Shocking show called ‘Taboo’ breaks television records in Belgium

A shocking but ‘good-hearted’ show has broken television records in Belgium. Pictured, the show’s presenter Philippe Guebels

A shocking but ‘good-hearted’ show called ‘Taboo’ has broken television records in Belgium by telling jokes about paraplegics, amputees and minorities.

And it could be soon coming to a screen near you after wowing TV executives from across the globe at the MIPTV market in Cannes, France.

‘This is the show that laughs with people who you should not really be laughing at,’ says its presenter, comedian Philippe Geubels at the start of each Sunday night episode on the Flemish public broadcaster Een.

The line-up of ‘victims/guests’ on the first series included obese and poor people, dwarves, those with terminal and mental illness, gays, blind people and people of colour.

Geubels first invites them to spend a few days in the country with him where they tell their story to him and a documentary filmmaker.

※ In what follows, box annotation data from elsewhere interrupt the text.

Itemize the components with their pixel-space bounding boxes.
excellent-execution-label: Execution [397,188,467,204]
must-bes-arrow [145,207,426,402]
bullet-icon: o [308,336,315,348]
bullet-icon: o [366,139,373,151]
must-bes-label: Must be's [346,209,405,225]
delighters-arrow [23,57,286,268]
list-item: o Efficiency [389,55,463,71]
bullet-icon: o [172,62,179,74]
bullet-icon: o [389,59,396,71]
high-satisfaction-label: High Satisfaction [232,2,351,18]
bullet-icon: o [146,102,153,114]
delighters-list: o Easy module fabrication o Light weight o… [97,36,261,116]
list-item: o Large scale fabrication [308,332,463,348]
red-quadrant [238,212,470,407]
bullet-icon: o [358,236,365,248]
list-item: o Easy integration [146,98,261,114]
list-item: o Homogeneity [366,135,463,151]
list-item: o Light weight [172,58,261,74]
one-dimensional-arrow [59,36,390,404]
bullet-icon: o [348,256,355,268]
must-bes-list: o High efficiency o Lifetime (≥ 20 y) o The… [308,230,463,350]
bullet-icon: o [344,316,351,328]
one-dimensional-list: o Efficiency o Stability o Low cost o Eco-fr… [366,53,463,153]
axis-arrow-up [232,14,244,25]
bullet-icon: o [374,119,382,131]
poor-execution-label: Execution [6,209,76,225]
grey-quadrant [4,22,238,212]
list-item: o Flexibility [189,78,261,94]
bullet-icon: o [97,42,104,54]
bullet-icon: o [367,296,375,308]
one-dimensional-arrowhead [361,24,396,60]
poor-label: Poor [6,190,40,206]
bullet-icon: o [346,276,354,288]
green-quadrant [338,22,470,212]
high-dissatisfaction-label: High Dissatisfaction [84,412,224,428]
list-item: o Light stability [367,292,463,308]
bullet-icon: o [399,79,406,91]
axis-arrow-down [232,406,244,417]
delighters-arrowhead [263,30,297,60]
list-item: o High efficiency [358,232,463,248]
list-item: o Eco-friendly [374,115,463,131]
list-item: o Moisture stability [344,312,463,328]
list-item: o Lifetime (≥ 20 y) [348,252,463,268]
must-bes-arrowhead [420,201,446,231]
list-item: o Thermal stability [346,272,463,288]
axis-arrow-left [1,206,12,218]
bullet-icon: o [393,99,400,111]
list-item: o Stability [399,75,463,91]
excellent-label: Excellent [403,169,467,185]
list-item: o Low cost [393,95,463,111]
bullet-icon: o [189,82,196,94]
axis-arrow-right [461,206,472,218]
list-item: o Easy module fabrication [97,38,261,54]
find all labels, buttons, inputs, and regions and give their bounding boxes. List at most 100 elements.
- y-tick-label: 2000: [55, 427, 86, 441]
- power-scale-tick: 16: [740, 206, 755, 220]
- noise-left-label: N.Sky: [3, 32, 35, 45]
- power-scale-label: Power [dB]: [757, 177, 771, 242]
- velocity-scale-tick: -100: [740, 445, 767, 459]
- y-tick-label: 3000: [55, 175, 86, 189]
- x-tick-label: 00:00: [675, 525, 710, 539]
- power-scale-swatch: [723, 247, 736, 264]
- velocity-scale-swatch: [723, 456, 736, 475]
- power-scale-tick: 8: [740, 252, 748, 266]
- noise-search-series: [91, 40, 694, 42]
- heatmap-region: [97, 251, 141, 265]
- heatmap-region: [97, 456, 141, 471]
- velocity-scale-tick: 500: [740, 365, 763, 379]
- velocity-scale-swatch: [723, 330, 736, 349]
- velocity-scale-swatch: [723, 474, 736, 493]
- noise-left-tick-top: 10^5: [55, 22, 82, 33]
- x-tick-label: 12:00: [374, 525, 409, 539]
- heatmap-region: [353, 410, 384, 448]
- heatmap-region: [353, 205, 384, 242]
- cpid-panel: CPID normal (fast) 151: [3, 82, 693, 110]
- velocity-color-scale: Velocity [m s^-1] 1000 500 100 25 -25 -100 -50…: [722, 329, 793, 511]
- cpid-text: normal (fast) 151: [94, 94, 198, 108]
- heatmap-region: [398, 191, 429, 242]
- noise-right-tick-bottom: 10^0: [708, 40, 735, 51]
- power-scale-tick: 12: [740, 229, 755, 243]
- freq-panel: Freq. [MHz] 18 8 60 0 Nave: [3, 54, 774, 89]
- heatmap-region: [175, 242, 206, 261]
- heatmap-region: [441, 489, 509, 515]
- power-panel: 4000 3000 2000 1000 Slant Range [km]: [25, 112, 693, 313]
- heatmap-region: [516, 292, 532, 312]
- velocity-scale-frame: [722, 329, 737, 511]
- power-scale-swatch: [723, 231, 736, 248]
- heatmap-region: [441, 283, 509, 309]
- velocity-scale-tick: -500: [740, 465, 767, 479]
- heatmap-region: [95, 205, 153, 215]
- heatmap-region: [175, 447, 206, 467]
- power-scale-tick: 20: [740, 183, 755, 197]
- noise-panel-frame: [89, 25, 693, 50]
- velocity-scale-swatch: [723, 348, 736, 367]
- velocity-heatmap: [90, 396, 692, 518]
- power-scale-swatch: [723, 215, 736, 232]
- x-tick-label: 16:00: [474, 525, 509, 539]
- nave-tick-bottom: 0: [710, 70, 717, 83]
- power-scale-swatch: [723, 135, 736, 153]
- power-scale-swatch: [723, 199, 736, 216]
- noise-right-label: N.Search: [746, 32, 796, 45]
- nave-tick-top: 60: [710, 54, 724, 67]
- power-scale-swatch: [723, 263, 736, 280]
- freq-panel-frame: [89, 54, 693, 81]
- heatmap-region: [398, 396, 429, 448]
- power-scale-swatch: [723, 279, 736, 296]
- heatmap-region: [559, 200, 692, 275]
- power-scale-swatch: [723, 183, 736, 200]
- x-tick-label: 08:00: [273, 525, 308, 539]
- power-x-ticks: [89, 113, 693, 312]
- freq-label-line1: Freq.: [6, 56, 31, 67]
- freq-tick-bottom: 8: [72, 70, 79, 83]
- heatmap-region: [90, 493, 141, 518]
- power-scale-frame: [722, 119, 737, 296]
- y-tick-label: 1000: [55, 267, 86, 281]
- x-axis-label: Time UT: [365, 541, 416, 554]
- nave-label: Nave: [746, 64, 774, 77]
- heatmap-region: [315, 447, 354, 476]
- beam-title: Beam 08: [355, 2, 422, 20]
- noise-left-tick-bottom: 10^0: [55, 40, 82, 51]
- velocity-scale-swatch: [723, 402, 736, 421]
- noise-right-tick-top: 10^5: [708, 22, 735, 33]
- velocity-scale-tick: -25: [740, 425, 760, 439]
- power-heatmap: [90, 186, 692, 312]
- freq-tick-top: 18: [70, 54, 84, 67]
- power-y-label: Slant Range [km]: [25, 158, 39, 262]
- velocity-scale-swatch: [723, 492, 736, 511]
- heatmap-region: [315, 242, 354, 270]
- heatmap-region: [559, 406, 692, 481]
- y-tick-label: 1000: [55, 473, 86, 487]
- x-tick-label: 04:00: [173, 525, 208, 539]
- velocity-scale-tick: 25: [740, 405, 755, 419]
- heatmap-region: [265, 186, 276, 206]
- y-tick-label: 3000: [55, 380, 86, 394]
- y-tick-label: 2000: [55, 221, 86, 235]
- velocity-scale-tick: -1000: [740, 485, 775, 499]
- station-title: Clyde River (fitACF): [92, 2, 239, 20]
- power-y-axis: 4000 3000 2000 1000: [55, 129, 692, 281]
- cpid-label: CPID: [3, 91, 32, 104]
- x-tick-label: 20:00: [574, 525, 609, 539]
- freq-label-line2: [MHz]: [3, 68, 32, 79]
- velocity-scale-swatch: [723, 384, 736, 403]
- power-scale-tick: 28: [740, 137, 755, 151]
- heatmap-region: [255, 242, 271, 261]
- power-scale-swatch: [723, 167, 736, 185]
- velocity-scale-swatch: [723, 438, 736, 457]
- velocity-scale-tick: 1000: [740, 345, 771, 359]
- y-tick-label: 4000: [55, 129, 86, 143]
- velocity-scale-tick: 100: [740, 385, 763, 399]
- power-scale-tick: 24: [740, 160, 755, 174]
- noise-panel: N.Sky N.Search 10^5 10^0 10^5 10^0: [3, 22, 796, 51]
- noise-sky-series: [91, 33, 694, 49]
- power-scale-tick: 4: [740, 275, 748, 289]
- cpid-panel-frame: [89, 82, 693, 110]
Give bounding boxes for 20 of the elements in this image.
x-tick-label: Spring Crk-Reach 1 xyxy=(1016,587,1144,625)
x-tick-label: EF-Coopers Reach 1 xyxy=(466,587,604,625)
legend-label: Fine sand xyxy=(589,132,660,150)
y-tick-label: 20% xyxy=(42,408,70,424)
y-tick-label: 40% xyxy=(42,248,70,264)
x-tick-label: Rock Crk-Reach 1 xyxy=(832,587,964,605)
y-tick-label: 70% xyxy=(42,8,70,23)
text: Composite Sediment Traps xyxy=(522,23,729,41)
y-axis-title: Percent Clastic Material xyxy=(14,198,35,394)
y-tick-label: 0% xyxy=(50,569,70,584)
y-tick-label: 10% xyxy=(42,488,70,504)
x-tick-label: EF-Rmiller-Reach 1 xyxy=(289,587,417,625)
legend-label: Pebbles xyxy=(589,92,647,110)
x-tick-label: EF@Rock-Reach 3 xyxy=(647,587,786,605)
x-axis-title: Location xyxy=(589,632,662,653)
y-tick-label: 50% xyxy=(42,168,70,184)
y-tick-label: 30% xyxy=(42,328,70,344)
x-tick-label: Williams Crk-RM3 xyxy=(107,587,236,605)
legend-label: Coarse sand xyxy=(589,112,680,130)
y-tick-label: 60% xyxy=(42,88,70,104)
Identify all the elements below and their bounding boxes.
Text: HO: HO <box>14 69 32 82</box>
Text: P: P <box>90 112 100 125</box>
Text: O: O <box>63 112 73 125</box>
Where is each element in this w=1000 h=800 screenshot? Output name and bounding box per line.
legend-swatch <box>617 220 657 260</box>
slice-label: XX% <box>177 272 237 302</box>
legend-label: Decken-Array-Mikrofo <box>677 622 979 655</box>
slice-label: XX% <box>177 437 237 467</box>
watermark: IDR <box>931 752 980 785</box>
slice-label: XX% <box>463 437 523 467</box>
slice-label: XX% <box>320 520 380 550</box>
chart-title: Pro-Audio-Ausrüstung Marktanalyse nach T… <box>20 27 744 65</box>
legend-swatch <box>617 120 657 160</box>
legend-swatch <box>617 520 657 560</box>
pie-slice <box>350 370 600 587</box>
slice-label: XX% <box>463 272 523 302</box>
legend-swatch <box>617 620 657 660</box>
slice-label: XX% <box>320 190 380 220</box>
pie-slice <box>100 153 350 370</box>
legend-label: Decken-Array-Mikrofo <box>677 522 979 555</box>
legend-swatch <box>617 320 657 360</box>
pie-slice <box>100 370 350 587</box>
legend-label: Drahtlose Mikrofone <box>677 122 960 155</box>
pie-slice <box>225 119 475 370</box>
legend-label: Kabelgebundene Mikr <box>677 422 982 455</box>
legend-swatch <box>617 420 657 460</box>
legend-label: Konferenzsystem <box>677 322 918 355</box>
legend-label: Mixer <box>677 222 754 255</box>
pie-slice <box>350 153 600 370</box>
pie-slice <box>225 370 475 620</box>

A few months later the comedian invites them to a packed theatre filled with people like them to watch him do a hugely politically incorrect comedy routine based on them or their afflictions.

‘There are lots of advantages about having a child without arms,’ he tells an audience amid gales of laughter. ‘It won’t pick its nose or put its elbows on the table…’

The show has been watched live or on replay by more than a quarter of the country’s Flemish-speaking population, according to Een, and praised for helping to take on embarrassment and prejudice.

‘No matter how bad your situation is, you still have to be able to laugh. Not to laugh at people but to laugh at the little everyday things,’ Geubels told a theatre full of people with terminal illnesses and their families in one show.

The show’s producers Panenka said it had already been bought to be shown or adapted in the US, Britain, France, the Netherlands, Israel, Finland, Denmark and Norway, even though the first series has only just ended.

‘We had lots of letters congratulating us for what we did, with lots of new ideas,’ said producer Kato Maes, who is already planning the next season.

‘We choose the taboos for their potential humour. For the first series we didn’t dare to take on transsexuals or Jews,’ she told AFP. 

‘But it’s something to explore. We are never brutal, we always do it with respect.’